Perhaps it’s time to step off the carousel!
Superb Post John
I think our value system is all out of whack. We use our heads, or now computers, to chart our course through life and through interactions with others. But it's our hearts that should be leading the way. That is what differentiates us.
We are not thinking machines. We're loving beings. Essentially. Whether you still actually use your own brain or you log on to get your answers. The bottom line is the head should not be ruling the heart. If we got back to what's real, what's the most important, the intellect, whether it's machine or organic, would take a back seat to what is in our hearts. Then communication would be extraordinary and of the sort that NO machine could possibly compete with. Unless of course they come up with one that learns how to love.
Am I less intelligent because I have mastered the art of the Google query rather reaching for a dusty copy of the Britannica?
There was a great short story on the Twilight Zone where everyone had an implant that allowed them instant access to all information-great stuff until the power goes out.
I still read a lot of good old fashion paper and ink books, I still go to museums and look at real art, I still travel and still use maps to find my way. But digital info is so way cool.
What are the odd the two of us would have run across each other in the real world?

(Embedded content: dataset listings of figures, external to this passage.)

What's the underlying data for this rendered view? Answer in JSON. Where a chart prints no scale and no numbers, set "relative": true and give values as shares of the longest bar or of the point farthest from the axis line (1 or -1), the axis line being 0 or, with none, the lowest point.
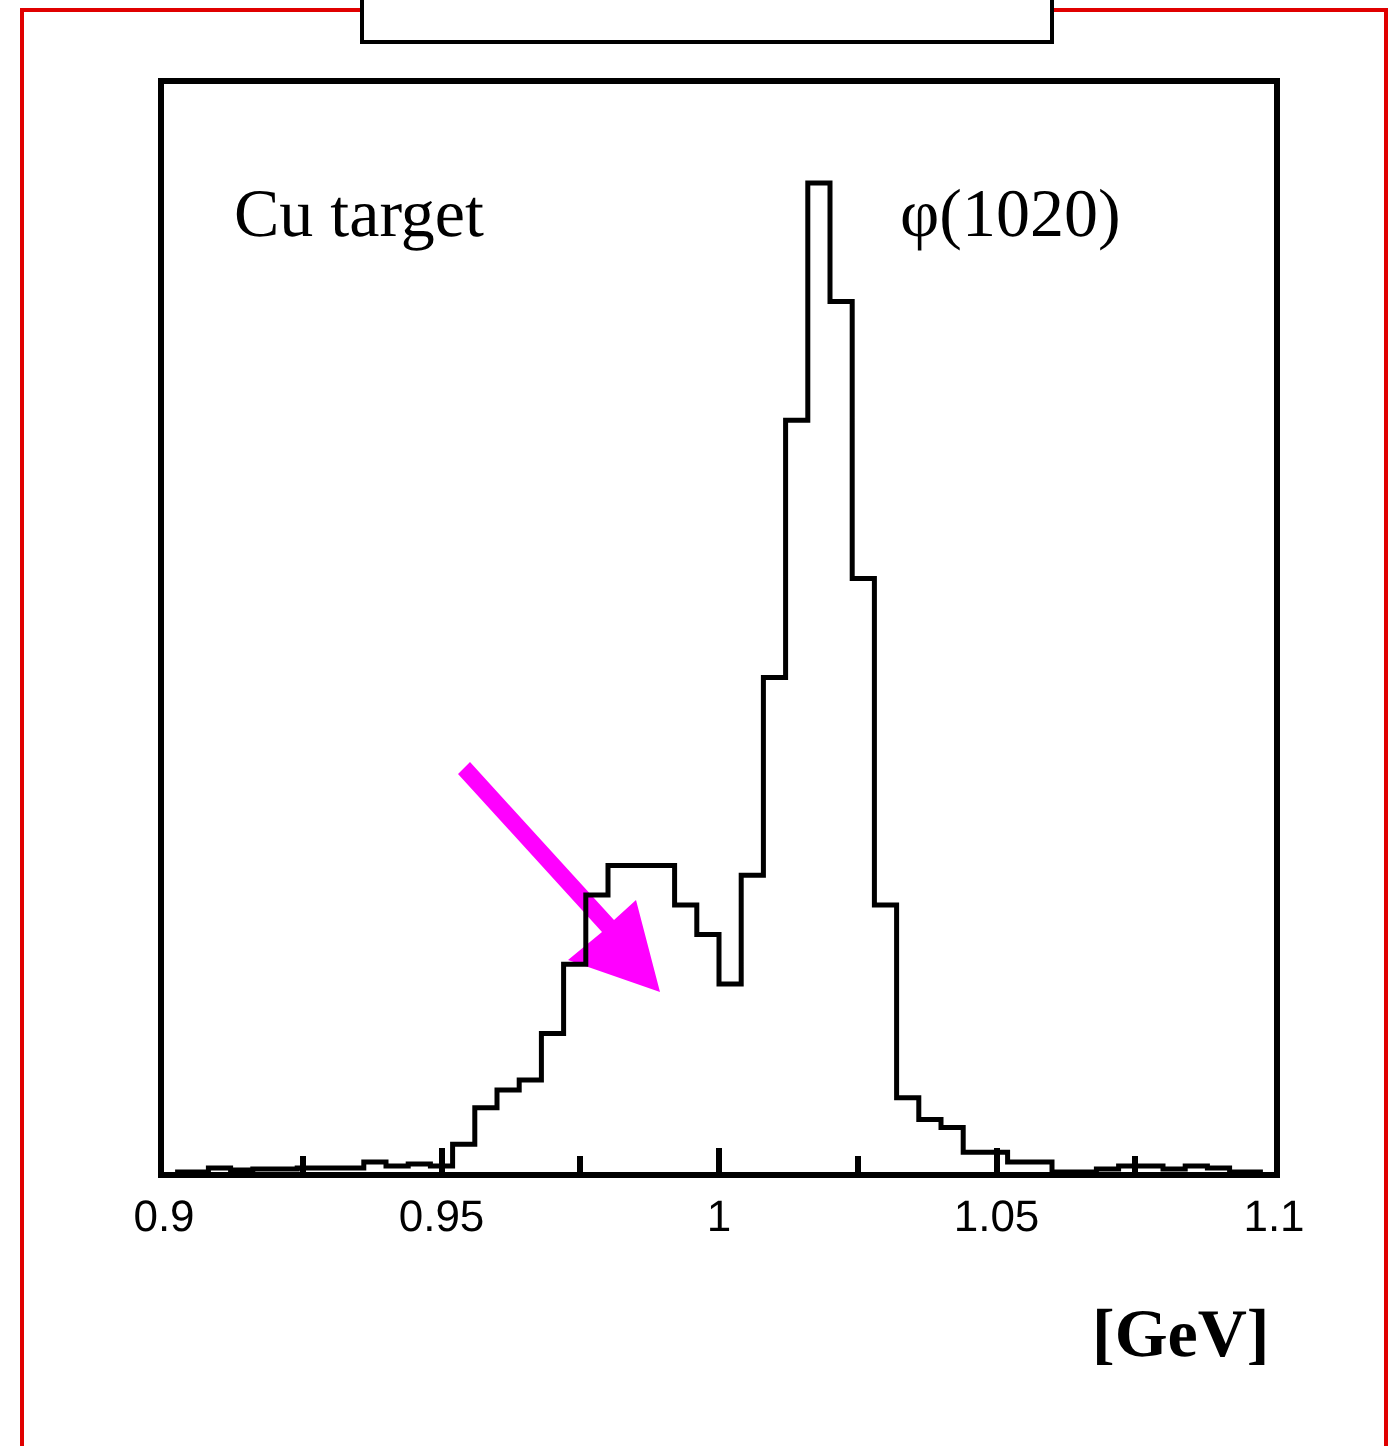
{
  "chart_data": {
    "type": "step",
    "relative": true,
    "xlabel": "[GeV]",
    "color": "#000000",
    "x": [
      0.902,
      0.906,
      0.91,
      0.914,
      0.918,
      0.922,
      0.926,
      0.93,
      0.934,
      0.938,
      0.942,
      0.946,
      0.95,
      0.954,
      0.958,
      0.962,
      0.966,
      0.97,
      0.974,
      0.978,
      0.982,
      0.986,
      0.99,
      0.994,
      0.998,
      1.002,
      1.006,
      1.01,
      1.014,
      1.018,
      1.022,
      1.026,
      1.03,
      1.034,
      1.038,
      1.042,
      1.046,
      1.05,
      1.054,
      1.058,
      1.062,
      1.066,
      1.07,
      1.074,
      1.078,
      1.082,
      1.086,
      1.09,
      1.094,
      1.098
    ],
    "values": [
      0,
      0,
      0.004,
      0.002,
      0.003,
      0.003,
      0.004,
      0.004,
      0.004,
      0.01,
      0.006,
      0.008,
      0.006,
      0.028,
      0.065,
      0.083,
      0.093,
      0.14,
      0.21,
      0.28,
      0.31,
      0.31,
      0.31,
      0.27,
      0.24,
      0.19,
      0.3,
      0.5,
      0.76,
      1,
      0.88,
      0.6,
      0.27,
      0.075,
      0.053,
      0.045,
      0.02,
      0.02,
      0.01,
      0.01,
      0,
      0,
      0.003,
      0.006,
      0.006,
      0.003,
      0.006,
      0.004,
      0,
      0
    ],
    "xlim": [
      0.9,
      1.1
    ],
    "xticks": [
      0.9,
      0.95,
      1,
      1.05,
      1.1
    ],
    "grid": false,
    "annotations": [
      "Cu target",
      "φ(1020)"
    ]
  }
}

This is a great topic and you have given me a lot to think about.
i think your grandfather's statement is right on target, even if i tend toward the kind of person who can talk a lot about a little. but i can do practical things, too.

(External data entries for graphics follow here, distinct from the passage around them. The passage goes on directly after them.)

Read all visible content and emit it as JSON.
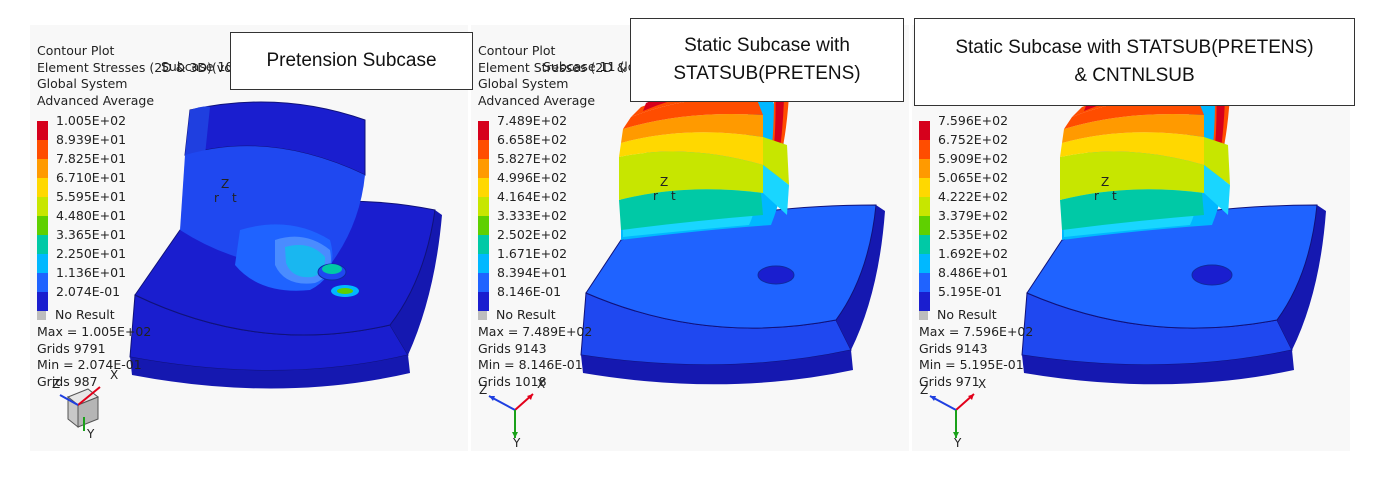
{
  "colors": {
    "background": "#f8f8f8",
    "contour": [
      "#d6001c",
      "#ff4d00",
      "#ff9a00",
      "#ffd800",
      "#c7e600",
      "#5fd000",
      "#00c9a6",
      "#00b8ff",
      "#1f63ff",
      "#1a1ecf"
    ],
    "no_result": "#bdbdbd"
  },
  "panels": [
    {
      "header": [
        "Contour Plot",
        "Element Stresses (2D & 3D)(vonM",
        "Global System",
        "Advanced Average"
      ],
      "subtitle": "Subcase 10",
      "callout": "Pretension Subcase",
      "legend": [
        "1.005E+02",
        "8.939E+01",
        "7.825E+01",
        "6.710E+01",
        "5.595E+01",
        "4.480E+01",
        "3.365E+01",
        "2.250E+01",
        "1.136E+01",
        "2.074E-01"
      ],
      "no_result": "No Result",
      "stats": [
        "Max = 1.005E+02",
        "Grids 9791",
        "Min = 2.074E-01",
        "Grids 987"
      ],
      "axes": {
        "x": "X",
        "y": "Y",
        "z": "Z"
      },
      "triad_icon": "view-cube-icon",
      "local_axes": {
        "z": "Z",
        "r": "r",
        "t": "t"
      }
    },
    {
      "header": [
        "Contour Plot",
        "Element Stresses (2D & 3D",
        "Global System",
        "Advanced Average"
      ],
      "subtitle": "Subcase 11 (lo",
      "callout": "Static Subcase with STATSUB(PRETENS)",
      "legend": [
        "7.489E+02",
        "6.658E+02",
        "5.827E+02",
        "4.996E+02",
        "4.164E+02",
        "3.333E+02",
        "2.502E+02",
        "1.671E+02",
        "8.394E+01",
        "8.146E-01"
      ],
      "no_result": "No Result",
      "stats": [
        "Max = 7.489E+02",
        "Grids 9143",
        "Min = 8.146E-01",
        "Grids 1018"
      ],
      "axes": {
        "x": "X",
        "y": "Y",
        "z": "Z"
      },
      "triad_icon": "axis-triad-icon",
      "local_axes": {
        "z": "Z",
        "r": "r",
        "t": "t"
      }
    },
    {
      "header": [],
      "subtitle": "",
      "callout": "Static Subcase with STATSUB(PRETENS) & CNTNLSUB",
      "legend": [
        "7.596E+02",
        "6.752E+02",
        "5.909E+02",
        "5.065E+02",
        "4.222E+02",
        "3.379E+02",
        "2.535E+02",
        "1.692E+02",
        "8.486E+01",
        "5.195E-01"
      ],
      "no_result": "No Result",
      "stats": [
        "Max = 7.596E+02",
        "Grids 9143",
        "Min = 5.195E-01",
        "Grids 971"
      ],
      "axes": {
        "x": "X",
        "y": "Y",
        "z": "Z"
      },
      "triad_icon": "axis-triad-icon",
      "local_axes": {
        "z": "Z",
        "r": "r",
        "t": "t"
      }
    }
  ]
}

However, I think this short-attention-span, I-just-need-to-know-where-to-find-the-info generation is a temporary phenomenon inherent in the transition to a more enhanced cognition of humanity. People used to concentrate their thinking on fewer areas because there simply was less information available. On the other hand, not concentrating on any area and not going into the depth of anything at all is an overreaction to the quickly changing society.

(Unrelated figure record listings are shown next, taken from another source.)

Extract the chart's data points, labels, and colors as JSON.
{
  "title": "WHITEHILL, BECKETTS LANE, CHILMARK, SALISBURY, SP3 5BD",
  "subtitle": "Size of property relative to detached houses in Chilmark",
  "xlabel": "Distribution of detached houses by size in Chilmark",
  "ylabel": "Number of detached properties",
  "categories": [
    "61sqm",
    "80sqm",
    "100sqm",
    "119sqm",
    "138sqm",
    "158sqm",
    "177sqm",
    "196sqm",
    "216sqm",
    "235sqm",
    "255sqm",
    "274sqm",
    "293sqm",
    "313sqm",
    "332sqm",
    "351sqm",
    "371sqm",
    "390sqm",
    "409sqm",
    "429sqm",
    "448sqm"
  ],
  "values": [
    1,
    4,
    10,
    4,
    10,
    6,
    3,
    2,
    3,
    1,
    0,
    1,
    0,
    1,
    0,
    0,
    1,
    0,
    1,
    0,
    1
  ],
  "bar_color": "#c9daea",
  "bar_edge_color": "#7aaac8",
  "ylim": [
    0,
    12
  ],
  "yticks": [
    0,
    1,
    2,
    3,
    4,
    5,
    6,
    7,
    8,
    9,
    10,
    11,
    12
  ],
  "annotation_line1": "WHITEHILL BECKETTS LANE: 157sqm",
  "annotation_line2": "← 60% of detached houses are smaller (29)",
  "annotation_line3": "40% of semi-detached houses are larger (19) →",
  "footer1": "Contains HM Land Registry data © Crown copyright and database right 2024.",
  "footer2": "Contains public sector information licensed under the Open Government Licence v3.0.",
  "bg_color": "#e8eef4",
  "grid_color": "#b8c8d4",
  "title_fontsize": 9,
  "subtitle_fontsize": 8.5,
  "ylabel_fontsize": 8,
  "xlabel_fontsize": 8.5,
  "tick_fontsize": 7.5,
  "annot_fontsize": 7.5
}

True value comes from diving deep into something. Technology exposes us to more knowledge and therefore allows us to find better places to dive deep into. It also provides us with tools to dive more efficiently.
If we get more value from life, I have no problem if that is because we use technology more. Some say technology makes us dumber, but there is little point in comparing the non-technologically encanced smartness of a 2009 internet surfer to that of a 1900 farmer; a lot of the surfer’s total smartness and skills have to do with interfacing with technology, being part of a global knowledge and cognition flow that would not have been possible a hundred years ago. I see it a bit like going from single cells to multi-cellular organisms: we lose some abilities that were important for life as single, isolated cells, but we are better off as parts of the whole body.
I am optimistic about our future. Technology offers the promise of a much better life; we just have to learn how to use it.
great post!
So yes we memories less but we work more on understanding complex concepts because of the internet.
Hey are you still feeling the effects of the TMS or have they gone away. Is your anxiety still lower? Can you look people in the eye more still? Please answer.
veronica@sheehanmiles.net
It is tempting to decry change as loss - we don't teach much Latin or Greek any more, but 50 years ago classical languages were seen as a cornerstone in the foundation of a good education and any movement away from them was viewed by the establishment in similar terms.
I'm a 60+ year old teaching 20 year olds and find the freedom from rote and memorization in modern education both challenging and exhilerating. The curriculum of the internet age is more demanding than the one I experienced - locating, evaluating, understanding and integrating information and concepts and learning to use that knowledge to create value for others.
Our grandfathers could learn their trades from their fathers - or even from their grandfathers. Often we can't even understand the work our kids do - and our grandkids?
Then I am a pretty dedicated optimist - so maybe I'm all wet here -
John - I love your posts, love your site and community. Thanks for all you do for our Aspergian community.